The attackers used spear-phishing emails that contained documents with shortened URLs that redirected users to websites where they were prompted for their email address and password. Then, they used compromised credentials to access victims’ networks where multifactor authentication was not used, according to DHS. “To maintain persistence, the threat actors created local administrator accounts within staging targets and placed malicious files within intended targets,” DHS says.

The threat actors usually created web shells on the intended targets’ publicly accessible email and web server, DHS says. A web shell, as DHS notes, is a script that can be uploaded to a web server to enable remote administration of the machine. The attackers used remote access services and infrastructure such as VPN, Remote Desktop Protocol and Outlook Web Access.

Once inside users’ systems, the attackers conducted internal reconnaissance, accessed workstations and servers on a corporate network that contained data output from control systems within energy generation facilities, accessed files pertaining to ICS or supervisory control and data acquisition systems, and targeted and copied profile and configuration information for accessing ICS systems on the network.

What Can Utilities Do to Protect Themselves?

For this specific attack, DHS recommends that users and administrators try to detect spear-phishing, watering hole, web shell and remote access activity by comparing all IP addresses and domain names associated with the indicators of compromise (IOC) to numerous logs they have on hand, such as network intrusion detection system or network intrusion protection system logs, web content logs, proxy server logs, domain name server resolution logs and more.

To detect the presence of web shells on external-facing servers, utility IT leaders should compare IP addresses, file names and file hashes listed in DHS’ IOC packages with the following locations: application logs, IIS/Apache logs, file system, intrusion detection system/intrusion prevention system logs, PCAP repositories, firewall logs and reverse proxy.

To detect spear-phishing, utilities can search workstation file systems and network-based user directories for attachment file names and hashes found in the IOC packages. Utilities can detect persistence in virtual desktop infrastructure environments by searching file shares containing user profiles for all “.lnk” files, according to DHS.

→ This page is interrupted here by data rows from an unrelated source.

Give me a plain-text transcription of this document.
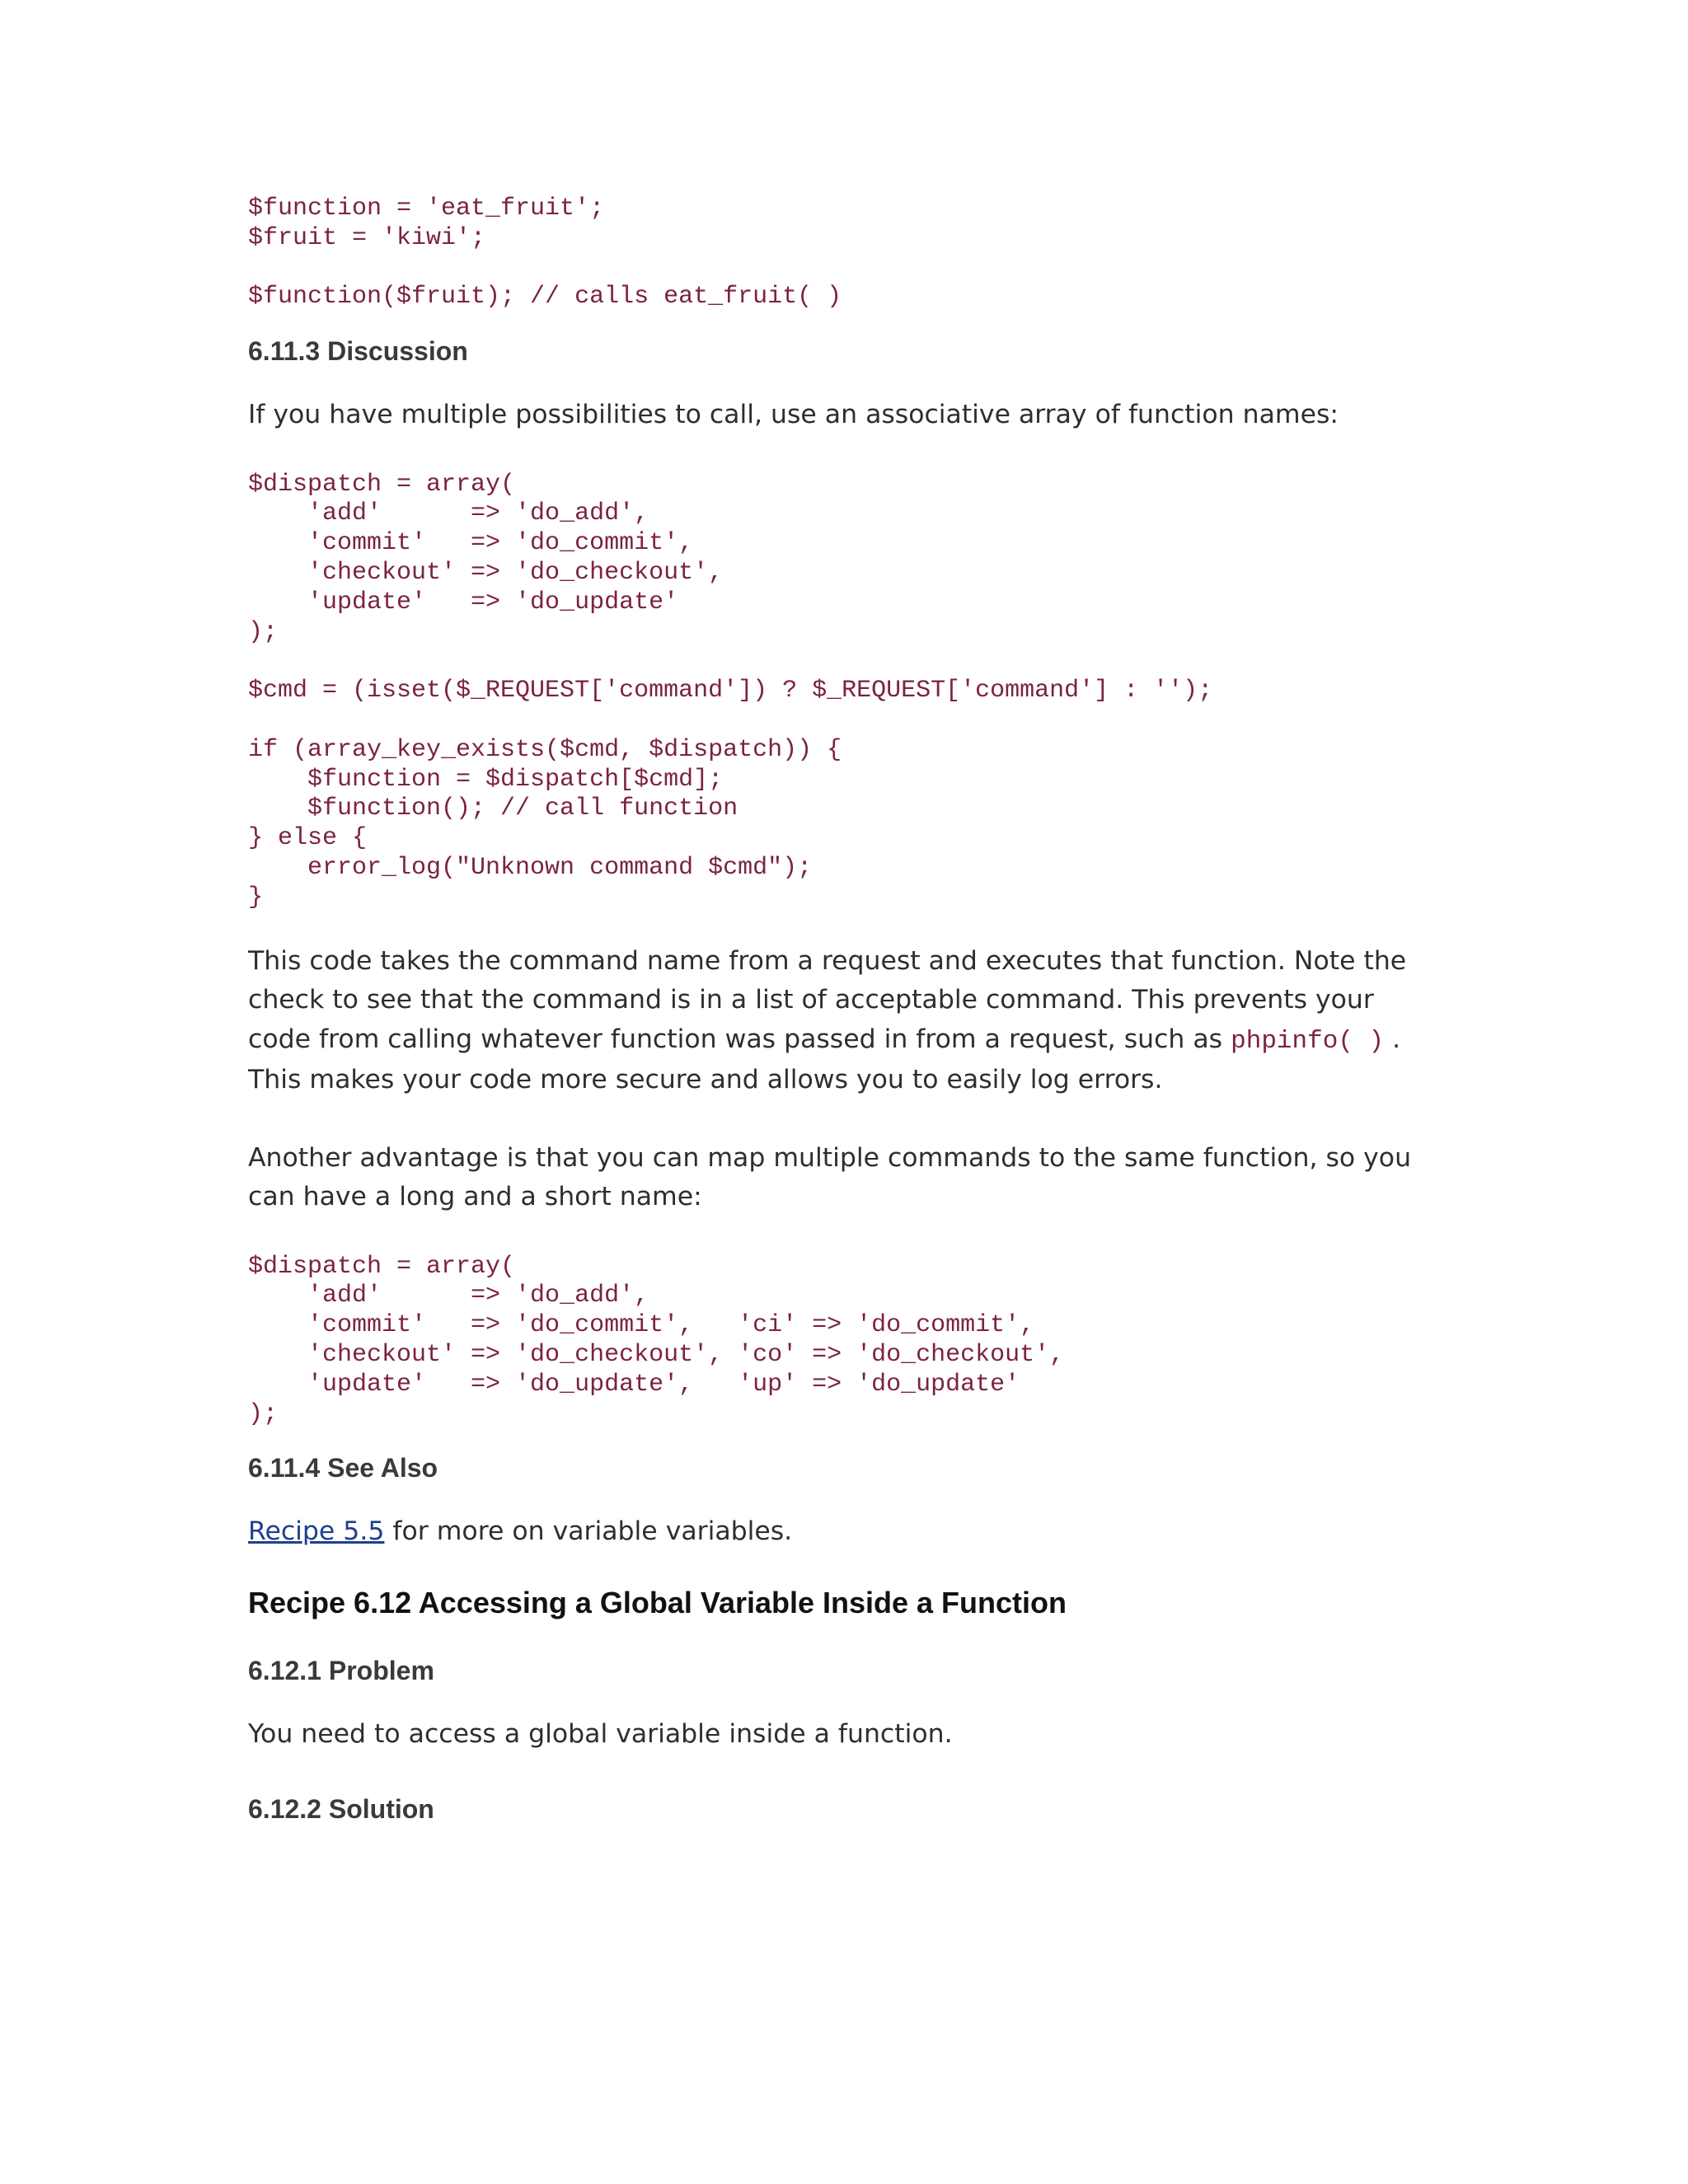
$function = 'eat_fruit';
$fruit = 'kiwi';

$function($fruit); // calls eat_fruit( )
6.11.3 Discussion

If you have multiple possibilities to call, use an associative array of function names:

$dispatch = array(
'add'      => 'do_add',
'commit'   => 'do_commit',
'checkout' => 'do_checkout',
'update'   => 'do_update'
);

$cmd = (isset($_REQUEST['command']) ? $_REQUEST['command'] : '');

if (array_key_exists($cmd, $dispatch)) {
$function = $dispatch[$cmd];
$function(); // call function
} else {
error_log("Unknown command $cmd");
}

This code takes the command name from a request and executes that function. Note the check to see that the command is in a list of acceptable command. This prevents your code from calling whatever function was passed in from a request, such as phpinfo( ) . This makes your code more secure and allows you to easily log errors.

Another advantage is that you can map multiple commands to the same function, so you can have a long and a short name:

$dispatch = array(
'add'      => 'do_add',
'commit'   => 'do_commit',   'ci' => 'do_commit',
'checkout' => 'do_checkout', 'co' => 'do_checkout',
'update'   => 'do_update',   'up' => 'do_update'
);
6.11.4 See Also

Recipe 5.5 for more on variable variables.

Recipe 6.12 Accessing a Global Variable Inside a Function
6.12.1 Problem

You need to access a global variable inside a function.

6.12.2 Solution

Further, utilities can detect evasion techniques used by the threat actors by identifying deleted logs, which can be done by reviewing last-seen entries and by searching for event 104 on Windows system logs.

IT demonstrators can detect persistence by reviewing all administrator accounts on systems to identify unauthorized accounts, especially those created recently.

Among other steps, IT admins can also detect the malicious use of legitimate credentials by validating all remote desktop and VPN sessions of any user’s credentials suspected to be compromised.

In general, DHS advises numerous best practices for IT security that can help guard against these attacks. They include monitoring VPN logs for abnormal activity; deploying web and email filters on the network; segmenting any critical networks or control systems from business systems and networks in accordance with industry best practices ensuring adequate logging and visibility on ingress and egress points; using PowerShell version 5, with enhanced logging enabled; establishing least-privilege controls; using multifactor authentication for all authentication, and completing independent security risk reviews.